In realtà, si confonde il "progresso", che è liberazione dal bisogno e dal servaggio, con lo "sviluppo" che non deve essere infinito e che è destinato a schiantarsi a grande velocità contro la barriera del limite ecologico. Si sostiene che la TAV è indispensabile, altrimenti l'Italia non si modernizza, ma senza fondarsi su dati e fatti nazionali.
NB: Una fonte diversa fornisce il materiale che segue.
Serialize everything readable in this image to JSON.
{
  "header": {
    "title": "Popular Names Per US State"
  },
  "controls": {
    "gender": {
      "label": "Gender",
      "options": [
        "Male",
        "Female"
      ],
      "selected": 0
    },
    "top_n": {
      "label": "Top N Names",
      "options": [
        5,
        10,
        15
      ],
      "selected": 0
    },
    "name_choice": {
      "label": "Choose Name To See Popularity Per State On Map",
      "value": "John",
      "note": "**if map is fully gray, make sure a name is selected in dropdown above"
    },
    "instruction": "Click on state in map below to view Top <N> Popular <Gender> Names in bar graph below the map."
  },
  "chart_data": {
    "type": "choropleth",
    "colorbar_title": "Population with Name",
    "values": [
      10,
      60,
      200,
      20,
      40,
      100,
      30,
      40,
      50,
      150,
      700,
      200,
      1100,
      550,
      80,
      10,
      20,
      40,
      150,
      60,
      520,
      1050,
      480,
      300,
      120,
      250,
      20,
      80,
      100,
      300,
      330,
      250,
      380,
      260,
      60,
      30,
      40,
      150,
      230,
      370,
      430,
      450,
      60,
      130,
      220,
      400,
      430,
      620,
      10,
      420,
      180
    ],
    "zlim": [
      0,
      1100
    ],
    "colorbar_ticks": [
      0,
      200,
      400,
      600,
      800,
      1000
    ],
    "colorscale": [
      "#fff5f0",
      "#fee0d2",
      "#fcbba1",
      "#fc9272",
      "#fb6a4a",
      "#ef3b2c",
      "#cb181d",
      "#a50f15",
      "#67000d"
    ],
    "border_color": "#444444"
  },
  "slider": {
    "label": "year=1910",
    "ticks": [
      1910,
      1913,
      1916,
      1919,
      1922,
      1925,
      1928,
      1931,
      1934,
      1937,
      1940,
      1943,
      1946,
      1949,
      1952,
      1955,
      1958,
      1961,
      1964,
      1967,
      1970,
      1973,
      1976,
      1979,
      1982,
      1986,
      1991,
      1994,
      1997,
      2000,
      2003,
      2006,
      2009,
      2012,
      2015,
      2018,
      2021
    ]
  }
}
E Luciano Gallino[5] si chiede se non siano proprio gli abitanti della Val Susa a fare, invece, il vero interesse nazionale, e che stiano spronandoci a pensare se è davvero conveniente trasformare l'Italia nella piattaforma logistica d'Europa, e se la perseveranza di realizzare la TAV senza valide ragioni sia conseguenza dell'incapacità di esplorare in modo corretto altre opportunità di cui disponiamo.
Forse questi Dolcino e Margherita strenui difensori della bioregione alpina, e cioè di una regione-comunità in osmosi con il territorio, sono trascendentali, più attinenti ai personaggi mitici, tramandatici dalla tradizione popolare, che a quelli storici. Da Robin Hood a Farinet, la leggenda sembra consegnarci, meglio dei documenti, una realtà più significante, certamente più coinvolgente e affascinante. Andrè Malraux[6] lasciò scritto: “solo il leggendario è vero” Prima di lui, Beaudelaire aveva esclamato: “Sei sicuro che questa leggenda sia proprio vera? Ma che m’importa, se mi ha aiutato a vivere!”. E Alessandro Dumas va ancora oltre: “Si può violare la storia, purché ci faccia un bel figlio!”.
Dolcino e Margherita, furono torturati atrocemente ed arsi il 1° giugno 1307. Malgrado sei secoli di demonizzazione, il movimento operaio li riconobbe precursori della lotta per il riscatto degli oppressi, ed a Dolcino innalzò sul monte Massaro un obelisco alto 11 metri, abbattuto vent' anni dopo, nel 1927 , dal regime fascista. Ancora una volta si credeva di averla "fatta finita" con siffatti simboli scomodi. Il bisettimanale della curia scrisse allora che "quel povero cumulo di pietre aveva cessato di essere, come si augurò e si credette dai promotori, un faro ed un punto di riferimento " Ma non fu cosi: nel 1974, l'anno in cui il pensiero laico trionfò respingendo con un referendum la proposta di abrogare la legge che introduceva il divorzio nell'ordinamento giuridico italiano, sui ruderi di quell'obelisco sorse un cippo. Oggi Dolcino e Margherita fanno sentire le loro voce "altra", come eroi dell'autonomia e della salvaguardia delle bioregione. Per dirla con Giuseppe Giusti, "dopo morti sono più vivi di prima.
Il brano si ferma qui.